Reinsurance CEOs face defining moment as pricing cycle turns

Reinsurance News

By Kenneth Araullo

Reinsurance CEOs must navigate a sharp turn in pricing after a record run of profitability, with a new Oxbow Partners report warning that the decisions made in the coming months will shape the sector for years.

The consultancy's report found that underwriting profit across leading reinsurers hit a decade high of $14.8 billion in 2024, and that third-quarter 2025 results had already surpassed full-year 2023 figures. Disciplined pricing, tighter wordings, and a relatively mild year for US wind events all contributed.

But the market has turned. The January 2026 renewals saw broad-based declines, with some property lines falling by double digits. Howden Re estimated that risk-adjusted global property catastrophe rates-on-line dropped 14.7%, the steepest annual fall since 2014. Guy Carpenter put the decline at 12%, with European rates down 15%.

Oxbow Partners said growing investor sophistication and systemic risks from climate change, social inflation, and geopolitics could dampen the severity of the current downturn relative to previous cycles.

Lessons from the last soft market

The sector has been here before. The last sustained period of rate erosion ran from roughly 2014 to 2019. An IAIS report published in February 2018 described non-life reinsurance as facing "soft market conditions" heading into 2017, with competition "especially strong."

Property catastrophe rates fell to their lowest rate-on-line index since 2000 before Hurricanes Harvey, Irma, and Maria struck later that year, pushing the average reinsurer combined ratio above 110%, AM Best noted in a 2024 retrospective.

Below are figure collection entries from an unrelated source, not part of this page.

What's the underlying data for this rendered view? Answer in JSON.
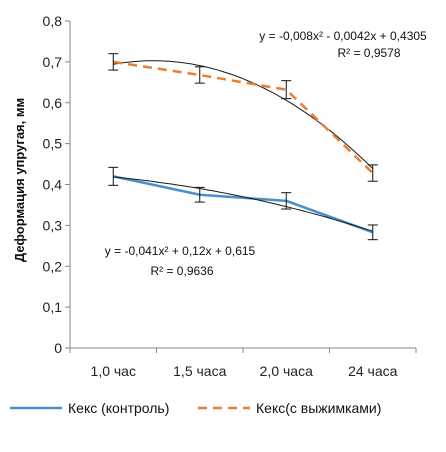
{
  "chart_data": {
    "type": "line",
    "ylabel": "Деформация упругая, мм",
    "categories": [
      "1,0 час",
      "1,5 часа",
      "2,0 часа",
      "24 часа"
    ],
    "ylim": [
      0,
      0.8
    ],
    "yticks": [
      "0",
      "0,1",
      "0,2",
      "0,3",
      "0,4",
      "0,5",
      "0,6",
      "0,7",
      "0,8"
    ],
    "grid": false,
    "legend_position": "bottom",
    "series": [
      {
        "name": "Кекс (контроль)",
        "values": [
          0.42,
          0.375,
          0.36,
          0.283
        ],
        "errors": [
          0.022,
          0.018,
          0.02,
          0.018
        ],
        "color": "#4a8fc9",
        "dash": "solid",
        "trend": {
          "a": -0.041,
          "b": 0.12,
          "c": 0.615
        },
        "equation": "y = -0,041x² + 0,12x + 0,615",
        "r2": "R² = 0,9636"
      },
      {
        "name": "Кекс(с выжимками)",
        "values": [
          0.7,
          0.668,
          0.632,
          0.428
        ],
        "errors": [
          0.02,
          0.02,
          0.022,
          0.02
        ],
        "color": "#ed7d31",
        "dash": "dashed",
        "trend": {
          "a": -0.008,
          "b": -0.0042,
          "c": 0.4305
        },
        "equation": "y = -0,008x² - 0,0042x + 0,4305",
        "r2": "R² = 0,9578"
      }
    ]
  }
}
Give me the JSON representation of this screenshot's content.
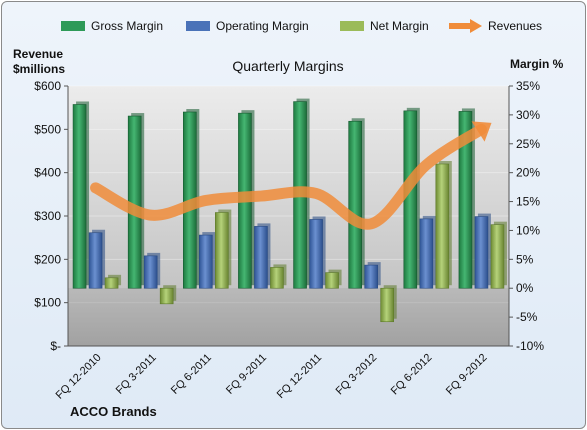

Whether history repeats remains to be seen. In a January 2025 report, Autonomous Research characterized the current downturn as "a soft landing" rather than the sharp cliff edges of prior cycles. Attachment points remain elevated and terms are tighter than in the pre-2017 era, Howden Re's David Flandro observed at the January 2026 renewals.

Shifting market share

The competitive landscape has changed significantly. European incumbents Munich Re and Swiss Re saw their combined market share fall from 46% in 2014 to 32% in 2024, the Oxbow Partners report found. Scale challengers Hannover Re, Everest Re, RenaissanceRe, and Arch Re expanded from 22% to 39% over the same period.

Years of strong results have left reinsurers with capital reserves well above target ranges, creating what the report calls "the conundrum of success."

Munich Re, in its Ambition 2030 strategy announced in December 2025, said it would raise the combined earnings contribution of life and health reinsurance, Global Specialty Insurance, and ERGO from roughly 50% to 60% by 2030 to manage through cycles.

Oxbow Partners outlined five priorities for reinsurance CEOs: reconfirming corporate strategy as several large players reduce their reliance on P&C reinsurance, building a medium-term plan spanning the next five to 10 years, preparing decision-making processes for a soft market, overhauling organizational structures, and investing in artificial intelligence.